I got my first tattoo 3 years ago when I was 18 years old. Since then, I have had two more tattoos. Every time I have sat in that black leather chair face to face with the needle, I have remembered exactly how I was feeling at that time, where I was at in my life and what that particular tattoo meant to me.

Immediately after getting my first piece of ink, I began striking up conversations with family members, friends and strangers as to what it means to have a tattoo. I found that some people had negative reactions to my tattoo simply because I am a woman. Some consider the ink demeaning, or not ‘feminine’ enough. But I am here to defend the ‘painted woman.’

Why should it be up to others what we choose to do with our bodies? If we make that decision to get permanent ink, its our burden to carry.

I recently got a tattoo on my lower right arm. Since that moment, I seem to be getting asked a lot of questions. People stare at my arm as they walk past me in the street, some even stop and ask me about it. In a way, it’s nice to know that some strangers notice people walking by and will actually stop to have a human conversation. When I first showed my tattoo to my parents, they were displeased, but as time goes on they have become used to it and see it as part of my personality.
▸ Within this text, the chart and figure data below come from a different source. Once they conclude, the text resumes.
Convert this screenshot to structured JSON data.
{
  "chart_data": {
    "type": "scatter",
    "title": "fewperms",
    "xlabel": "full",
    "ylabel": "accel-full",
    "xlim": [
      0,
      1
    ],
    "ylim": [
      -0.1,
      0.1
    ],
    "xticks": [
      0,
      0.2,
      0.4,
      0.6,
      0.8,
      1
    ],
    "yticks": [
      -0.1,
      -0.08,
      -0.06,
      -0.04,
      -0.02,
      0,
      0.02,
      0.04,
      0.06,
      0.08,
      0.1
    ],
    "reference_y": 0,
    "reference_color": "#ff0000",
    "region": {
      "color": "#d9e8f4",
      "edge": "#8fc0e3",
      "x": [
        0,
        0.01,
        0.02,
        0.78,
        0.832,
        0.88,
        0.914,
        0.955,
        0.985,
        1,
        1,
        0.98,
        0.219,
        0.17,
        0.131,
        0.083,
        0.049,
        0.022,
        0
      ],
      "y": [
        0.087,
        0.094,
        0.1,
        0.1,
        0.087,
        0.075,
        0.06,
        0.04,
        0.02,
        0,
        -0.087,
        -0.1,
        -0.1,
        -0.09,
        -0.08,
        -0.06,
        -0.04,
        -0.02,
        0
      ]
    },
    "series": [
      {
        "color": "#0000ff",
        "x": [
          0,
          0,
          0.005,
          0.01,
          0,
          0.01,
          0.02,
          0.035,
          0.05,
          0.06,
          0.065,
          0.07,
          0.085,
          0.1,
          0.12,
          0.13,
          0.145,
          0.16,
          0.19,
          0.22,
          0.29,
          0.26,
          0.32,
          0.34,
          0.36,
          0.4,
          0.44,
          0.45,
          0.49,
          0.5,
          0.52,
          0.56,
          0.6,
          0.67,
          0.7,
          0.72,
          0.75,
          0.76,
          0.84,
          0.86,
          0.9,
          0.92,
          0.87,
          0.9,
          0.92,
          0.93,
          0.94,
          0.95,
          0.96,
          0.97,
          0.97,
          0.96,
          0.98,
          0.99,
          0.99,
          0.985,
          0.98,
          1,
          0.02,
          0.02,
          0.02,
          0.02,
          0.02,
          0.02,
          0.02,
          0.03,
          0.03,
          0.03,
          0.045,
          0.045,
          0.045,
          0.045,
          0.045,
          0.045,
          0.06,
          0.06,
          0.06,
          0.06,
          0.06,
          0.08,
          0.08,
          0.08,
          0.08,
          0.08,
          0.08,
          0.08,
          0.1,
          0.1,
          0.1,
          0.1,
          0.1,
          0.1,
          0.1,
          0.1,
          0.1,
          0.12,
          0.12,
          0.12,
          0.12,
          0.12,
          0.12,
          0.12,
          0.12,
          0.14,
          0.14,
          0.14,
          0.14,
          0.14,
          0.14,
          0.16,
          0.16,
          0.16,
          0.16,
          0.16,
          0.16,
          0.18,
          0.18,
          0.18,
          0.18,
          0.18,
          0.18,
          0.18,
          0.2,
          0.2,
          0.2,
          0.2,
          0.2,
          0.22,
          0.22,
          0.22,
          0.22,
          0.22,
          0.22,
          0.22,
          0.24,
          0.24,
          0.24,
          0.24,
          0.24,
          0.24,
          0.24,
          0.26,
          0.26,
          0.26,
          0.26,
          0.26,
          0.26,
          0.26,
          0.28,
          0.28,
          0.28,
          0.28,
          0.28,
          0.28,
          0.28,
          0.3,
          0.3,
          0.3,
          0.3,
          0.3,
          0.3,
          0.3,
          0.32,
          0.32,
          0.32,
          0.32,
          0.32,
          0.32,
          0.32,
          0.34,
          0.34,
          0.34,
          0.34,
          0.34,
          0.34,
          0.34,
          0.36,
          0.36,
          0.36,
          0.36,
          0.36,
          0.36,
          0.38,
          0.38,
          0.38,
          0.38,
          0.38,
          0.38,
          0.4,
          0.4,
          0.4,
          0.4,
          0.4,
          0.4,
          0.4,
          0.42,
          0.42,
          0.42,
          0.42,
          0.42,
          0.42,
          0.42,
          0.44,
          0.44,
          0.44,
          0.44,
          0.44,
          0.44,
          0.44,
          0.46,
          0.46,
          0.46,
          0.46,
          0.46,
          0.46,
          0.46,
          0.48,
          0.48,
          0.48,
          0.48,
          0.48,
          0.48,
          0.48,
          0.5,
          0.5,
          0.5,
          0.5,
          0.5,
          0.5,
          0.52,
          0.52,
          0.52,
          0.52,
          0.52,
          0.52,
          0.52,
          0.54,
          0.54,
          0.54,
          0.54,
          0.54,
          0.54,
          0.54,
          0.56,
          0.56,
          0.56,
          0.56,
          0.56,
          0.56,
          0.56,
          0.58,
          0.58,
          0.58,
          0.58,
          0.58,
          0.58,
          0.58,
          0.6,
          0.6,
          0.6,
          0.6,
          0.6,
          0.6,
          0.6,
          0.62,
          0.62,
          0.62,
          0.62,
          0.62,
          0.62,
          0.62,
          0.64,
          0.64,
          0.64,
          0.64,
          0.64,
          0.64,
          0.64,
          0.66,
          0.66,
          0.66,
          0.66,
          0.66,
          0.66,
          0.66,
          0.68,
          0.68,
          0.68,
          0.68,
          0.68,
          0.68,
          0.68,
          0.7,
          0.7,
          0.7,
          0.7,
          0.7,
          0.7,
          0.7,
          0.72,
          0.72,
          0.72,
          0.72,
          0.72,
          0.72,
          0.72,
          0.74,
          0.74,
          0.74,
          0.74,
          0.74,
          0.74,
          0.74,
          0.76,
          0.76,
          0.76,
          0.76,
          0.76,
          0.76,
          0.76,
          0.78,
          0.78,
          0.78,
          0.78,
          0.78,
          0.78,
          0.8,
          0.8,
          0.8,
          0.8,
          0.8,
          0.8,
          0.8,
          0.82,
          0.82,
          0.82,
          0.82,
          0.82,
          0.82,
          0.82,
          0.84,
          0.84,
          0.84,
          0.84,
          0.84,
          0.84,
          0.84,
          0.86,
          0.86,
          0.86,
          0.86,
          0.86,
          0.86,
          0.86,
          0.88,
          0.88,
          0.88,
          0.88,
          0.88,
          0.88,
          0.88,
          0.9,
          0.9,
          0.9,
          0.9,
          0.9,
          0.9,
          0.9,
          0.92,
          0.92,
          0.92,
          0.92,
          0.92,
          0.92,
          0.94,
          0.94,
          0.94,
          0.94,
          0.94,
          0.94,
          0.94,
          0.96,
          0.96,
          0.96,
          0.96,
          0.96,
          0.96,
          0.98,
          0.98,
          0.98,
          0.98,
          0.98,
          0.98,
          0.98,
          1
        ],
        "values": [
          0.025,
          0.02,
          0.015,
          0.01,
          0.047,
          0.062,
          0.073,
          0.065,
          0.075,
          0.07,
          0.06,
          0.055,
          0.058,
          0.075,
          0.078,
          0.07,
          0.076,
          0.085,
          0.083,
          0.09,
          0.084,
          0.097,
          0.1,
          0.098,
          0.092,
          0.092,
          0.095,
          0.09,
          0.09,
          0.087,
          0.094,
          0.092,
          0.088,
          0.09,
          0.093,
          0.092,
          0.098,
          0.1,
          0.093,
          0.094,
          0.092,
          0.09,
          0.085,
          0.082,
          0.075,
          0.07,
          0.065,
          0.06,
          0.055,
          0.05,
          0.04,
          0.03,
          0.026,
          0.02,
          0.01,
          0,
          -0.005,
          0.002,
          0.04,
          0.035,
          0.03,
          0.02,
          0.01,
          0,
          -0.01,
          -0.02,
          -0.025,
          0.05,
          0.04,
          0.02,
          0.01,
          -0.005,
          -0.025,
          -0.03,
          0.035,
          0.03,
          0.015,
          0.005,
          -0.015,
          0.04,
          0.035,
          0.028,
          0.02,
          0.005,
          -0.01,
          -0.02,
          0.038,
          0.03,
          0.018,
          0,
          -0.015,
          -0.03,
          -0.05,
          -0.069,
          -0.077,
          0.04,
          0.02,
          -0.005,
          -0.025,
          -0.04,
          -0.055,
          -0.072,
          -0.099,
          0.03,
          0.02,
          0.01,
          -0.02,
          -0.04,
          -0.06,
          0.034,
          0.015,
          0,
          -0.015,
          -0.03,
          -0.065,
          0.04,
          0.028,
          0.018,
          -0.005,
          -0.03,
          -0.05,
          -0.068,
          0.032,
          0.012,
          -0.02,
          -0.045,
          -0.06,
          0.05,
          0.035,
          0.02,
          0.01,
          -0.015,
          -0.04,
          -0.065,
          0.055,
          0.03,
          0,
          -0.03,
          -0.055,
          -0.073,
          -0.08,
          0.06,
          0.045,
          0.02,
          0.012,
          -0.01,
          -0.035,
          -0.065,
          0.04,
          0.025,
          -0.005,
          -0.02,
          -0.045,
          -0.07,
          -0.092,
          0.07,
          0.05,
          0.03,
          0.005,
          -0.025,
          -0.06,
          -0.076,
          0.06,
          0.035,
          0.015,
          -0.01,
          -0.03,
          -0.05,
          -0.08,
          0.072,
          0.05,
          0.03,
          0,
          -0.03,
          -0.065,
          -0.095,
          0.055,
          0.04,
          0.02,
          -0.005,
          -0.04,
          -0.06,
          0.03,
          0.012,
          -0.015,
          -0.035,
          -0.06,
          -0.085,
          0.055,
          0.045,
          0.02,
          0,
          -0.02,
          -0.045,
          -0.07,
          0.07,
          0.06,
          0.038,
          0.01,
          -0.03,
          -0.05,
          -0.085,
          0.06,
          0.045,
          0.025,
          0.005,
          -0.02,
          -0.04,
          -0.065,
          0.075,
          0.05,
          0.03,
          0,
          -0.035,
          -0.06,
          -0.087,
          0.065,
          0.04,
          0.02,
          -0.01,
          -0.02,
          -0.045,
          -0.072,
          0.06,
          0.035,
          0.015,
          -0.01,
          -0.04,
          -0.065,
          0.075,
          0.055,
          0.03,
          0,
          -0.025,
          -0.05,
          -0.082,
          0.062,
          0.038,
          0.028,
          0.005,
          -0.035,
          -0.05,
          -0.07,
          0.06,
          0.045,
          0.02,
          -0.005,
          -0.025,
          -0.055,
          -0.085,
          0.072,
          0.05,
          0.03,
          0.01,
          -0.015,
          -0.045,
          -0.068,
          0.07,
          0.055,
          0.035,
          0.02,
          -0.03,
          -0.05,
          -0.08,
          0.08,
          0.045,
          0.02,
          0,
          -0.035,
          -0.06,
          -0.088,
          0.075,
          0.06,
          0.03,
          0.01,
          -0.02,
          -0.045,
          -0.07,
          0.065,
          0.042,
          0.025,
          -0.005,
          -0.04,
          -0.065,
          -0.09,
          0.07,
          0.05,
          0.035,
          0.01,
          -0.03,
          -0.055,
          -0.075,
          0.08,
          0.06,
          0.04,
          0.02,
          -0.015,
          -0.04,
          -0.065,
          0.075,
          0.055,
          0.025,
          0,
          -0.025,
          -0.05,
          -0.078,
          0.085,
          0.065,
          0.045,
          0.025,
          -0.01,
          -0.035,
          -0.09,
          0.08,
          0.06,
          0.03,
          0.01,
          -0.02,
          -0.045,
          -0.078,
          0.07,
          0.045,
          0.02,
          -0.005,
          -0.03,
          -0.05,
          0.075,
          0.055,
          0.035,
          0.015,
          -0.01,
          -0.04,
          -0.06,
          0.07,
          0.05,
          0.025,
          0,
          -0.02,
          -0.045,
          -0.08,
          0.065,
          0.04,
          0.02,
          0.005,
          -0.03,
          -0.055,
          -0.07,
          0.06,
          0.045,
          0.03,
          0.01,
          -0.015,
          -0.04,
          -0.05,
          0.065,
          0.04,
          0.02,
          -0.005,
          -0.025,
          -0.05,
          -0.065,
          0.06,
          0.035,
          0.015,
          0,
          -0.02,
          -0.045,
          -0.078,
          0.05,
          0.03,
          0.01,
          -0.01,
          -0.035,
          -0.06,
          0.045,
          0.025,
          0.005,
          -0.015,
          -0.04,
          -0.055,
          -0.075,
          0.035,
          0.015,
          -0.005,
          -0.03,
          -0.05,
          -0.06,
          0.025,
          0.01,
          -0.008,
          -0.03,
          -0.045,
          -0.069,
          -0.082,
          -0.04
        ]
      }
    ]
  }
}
One of the most common debates I find myself having with people is over my career. People argue that no one is ever going to hire me or take me seriously with a tattoo on my arm, and as a recent graduate I get quite defensive over this topic. I firmly believe that a piece of art on ones body should not in any way stop someone from getting a career they have worked for and thoroughly deserve.

Why is it fair that men are not questioned as much if they have tattoos on their arms? They are simply perceived as more masculine. But because I am a woman, and have a tattoo on my arm, people have this idea that no one will ever hire me. It would be rather upsetting if I were to lose out on a job to someone purely for having art work on my body. I can cover my tattoos easily, but it would be gratifying to think I could get a job based on my skills, work ethic and personality. Sadly, we are judged for whatever we do with our bodies.

Someday, I hope that people stop judging women for having tattoos. What we do with our bodies is our own choice. We need to embrace our individuality, and inspire body confidence in one another.